DMCA takedown notices are for copyright infringement only, not for trademark infringement. The copyright infringement issues would be resolved if they removed the images.
However, you may well have the ability to get the domain name transferred to you using the UDRP procedure. Check the link below for more information. Unfortunately, a UDRP Complaint costs significantly more than a DMCA takedown notice, but in my experience they are usually very effective and fast and much cheaper than litigation.
By way of explanation, DMCA is not a hammer for the copyright agrioeved. Instyead it is a carrot to offer the web host. ‘If you take down the offending page I will not be able to sue you for contributory infringement, which I otherwise would.’
I see no reason the same offer could not be made to the host of a web page that contains an alleged trademark infringement—although the procedure is not specified by statute. The Lanham Act (trademark law) absolves the “innocent” publisher of a TM infringement, and I assume a court would extend the innocence to a web host. But as soon as you give a notice similar to a DMCA notice, they are no longer innocent.
Discuss both of these with your I.P. attorney, along with anything else that concerns you.
Information here is general, does not create a lawyer-client relationship, nor a substitute for consulting with an experienced attorney on the specifics of your situation.
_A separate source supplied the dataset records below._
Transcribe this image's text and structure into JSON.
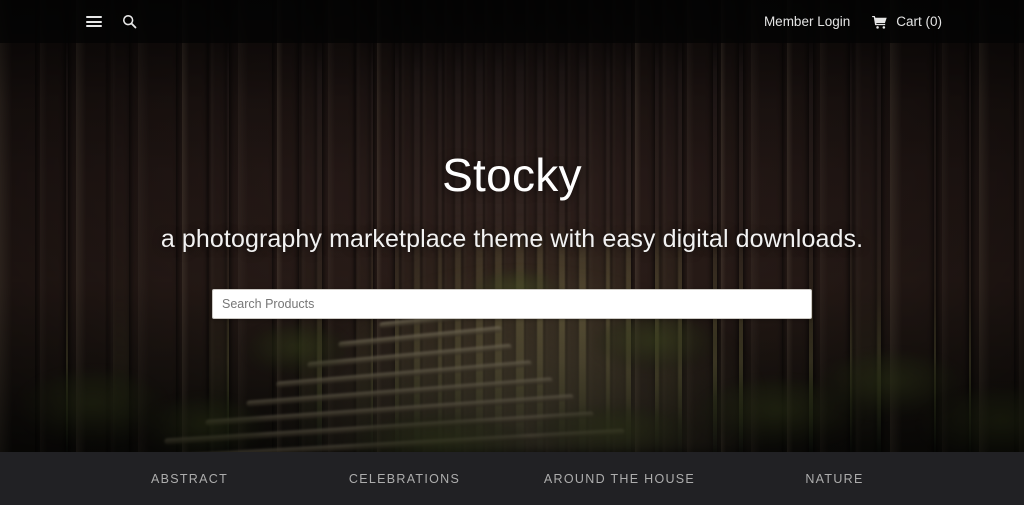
{
  "topbar": {
    "menu_icon": "hamburger-menu-icon",
    "search_icon": "search-icon",
    "member_login_label": "Member Login",
    "cart_icon": "shopping-cart-icon",
    "cart_label": "Cart (0)"
  },
  "hero": {
    "title": "Stocky",
    "subtitle": "a photography marketplace theme with easy digital downloads.",
    "search_placeholder": "Search Products",
    "search_value": "",
    "background_description": "forest path with tall tree trunks and log steps"
  },
  "categories": {
    "items": [
      {
        "label": "Abstract"
      },
      {
        "label": "Celebrations"
      },
      {
        "label": "Around the House"
      },
      {
        "label": "Nature"
      }
    ]
  },
  "colors": {
    "topbar_bg": "#040404",
    "catbar_bg": "#212124",
    "cat_text": "#adadad",
    "hero_text": "#ffffff",
    "search_bg": "#ffffff"
  }
}
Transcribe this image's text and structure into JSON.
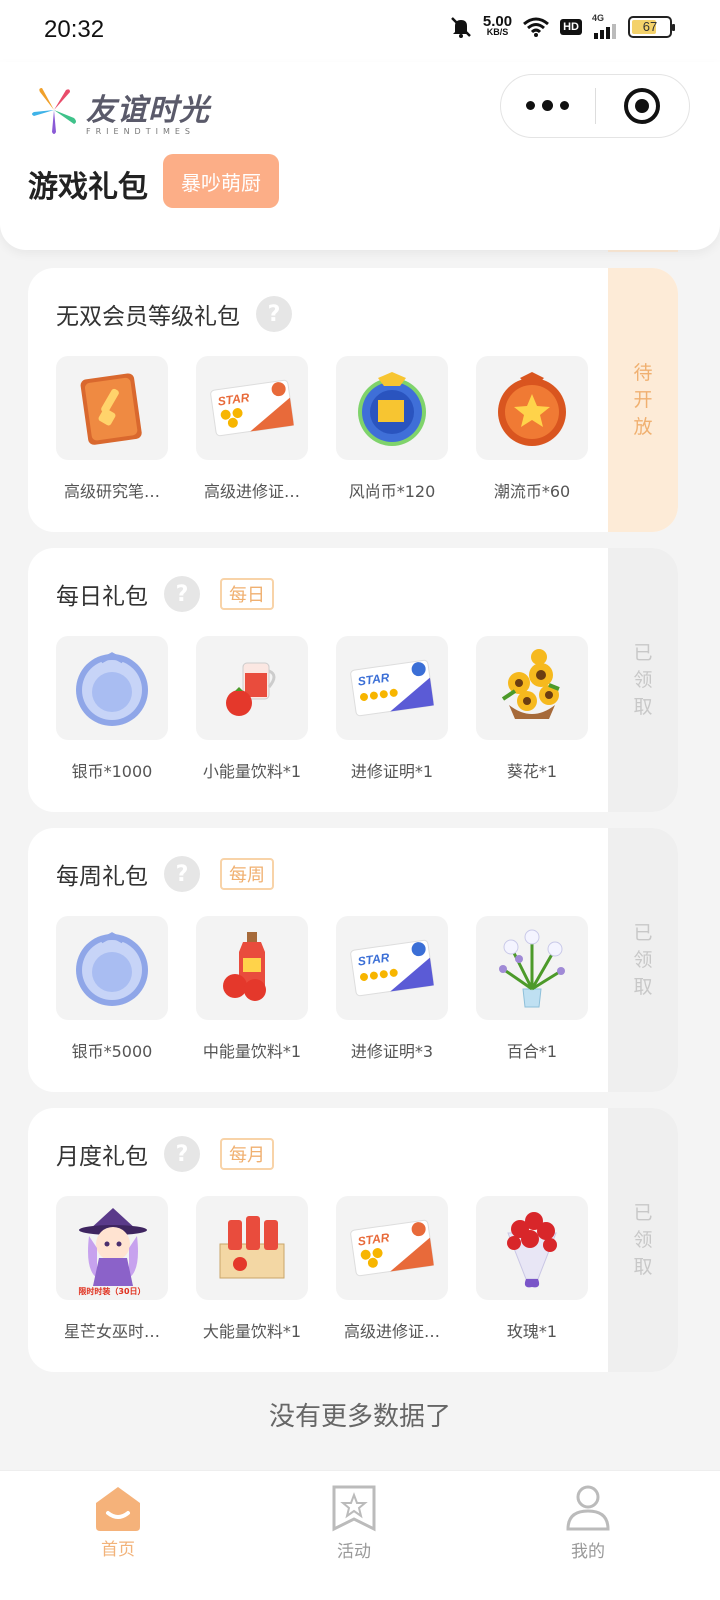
{
  "status_bar": {
    "time": "20:32",
    "net_speed_value": "5.00",
    "net_speed_unit": "KB/S",
    "hd": "HD",
    "network": "4G",
    "battery": "67"
  },
  "header": {
    "logo_cn": "友谊时光",
    "logo_en": "FRIENDTIMES",
    "page_title": "游戏礼包",
    "game_badge": "暴吵萌厨"
  },
  "colors": {
    "accent": "#fcae87",
    "tag_orange": "#f0b070",
    "open_bg": "#fdebd7",
    "done_bg": "#efefef",
    "tab_active": "#f2b37a"
  },
  "gift_packs": [
    {
      "title": "无双会员等级礼包",
      "tag": "",
      "status": [
        "待",
        "开",
        "放"
      ],
      "items": [
        {
          "icon": "research-notebook-icon",
          "label": "高级研究笔…"
        },
        {
          "icon": "advanced-certificate-icon",
          "label": "高级进修证…"
        },
        {
          "icon": "fashion-coin-icon",
          "label": "风尚币*120"
        },
        {
          "icon": "trend-coin-icon",
          "label": "潮流币*60"
        }
      ]
    },
    {
      "title": "每日礼包",
      "tag": "每日",
      "status": [
        "已",
        "领",
        "取"
      ],
      "items": [
        {
          "icon": "silver-coin-icon",
          "label": "银币*1000"
        },
        {
          "icon": "small-energy-drink-icon",
          "label": "小能量饮料*1"
        },
        {
          "icon": "certificate-icon",
          "label": "进修证明*1"
        },
        {
          "icon": "sunflower-icon",
          "label": "葵花*1"
        }
      ]
    },
    {
      "title": "每周礼包",
      "tag": "每周",
      "status": [
        "已",
        "领",
        "取"
      ],
      "items": [
        {
          "icon": "silver-coin-icon",
          "label": "银币*5000"
        },
        {
          "icon": "medium-energy-drink-icon",
          "label": "中能量饮料*1"
        },
        {
          "icon": "certificate-icon",
          "label": "进修证明*3"
        },
        {
          "icon": "lily-icon",
          "label": "百合*1"
        }
      ]
    },
    {
      "title": "月度礼包",
      "tag": "每月",
      "status": [
        "已",
        "领",
        "取"
      ],
      "items": [
        {
          "icon": "star-witch-outfit-icon",
          "label": "星芒女巫时…",
          "badge": "限时时装（30日）"
        },
        {
          "icon": "large-energy-drink-icon",
          "label": "大能量饮料*1"
        },
        {
          "icon": "advanced-certificate-icon",
          "label": "高级进修证…"
        },
        {
          "icon": "rose-bouquet-icon",
          "label": "玫瑰*1"
        }
      ]
    }
  ],
  "no_more_text": "没有更多数据了",
  "tabbar": [
    {
      "label": "首页",
      "icon": "home-icon",
      "active": true
    },
    {
      "label": "活动",
      "icon": "activity-star-icon",
      "active": false
    },
    {
      "label": "我的",
      "icon": "profile-icon",
      "active": false
    }
  ]
}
One aspect that would require further facts is the use of your trademark in the URL. Your competitor has the right to start a domain called www.xyzcompanysucks.com. The UDRP Procedure is limited to only the clearest cases of cybersquatting, and would probably not work for you in this instance. You need to discuss this with an attorney in a confidential setting to fully understand your rights before large amounts of money are spent.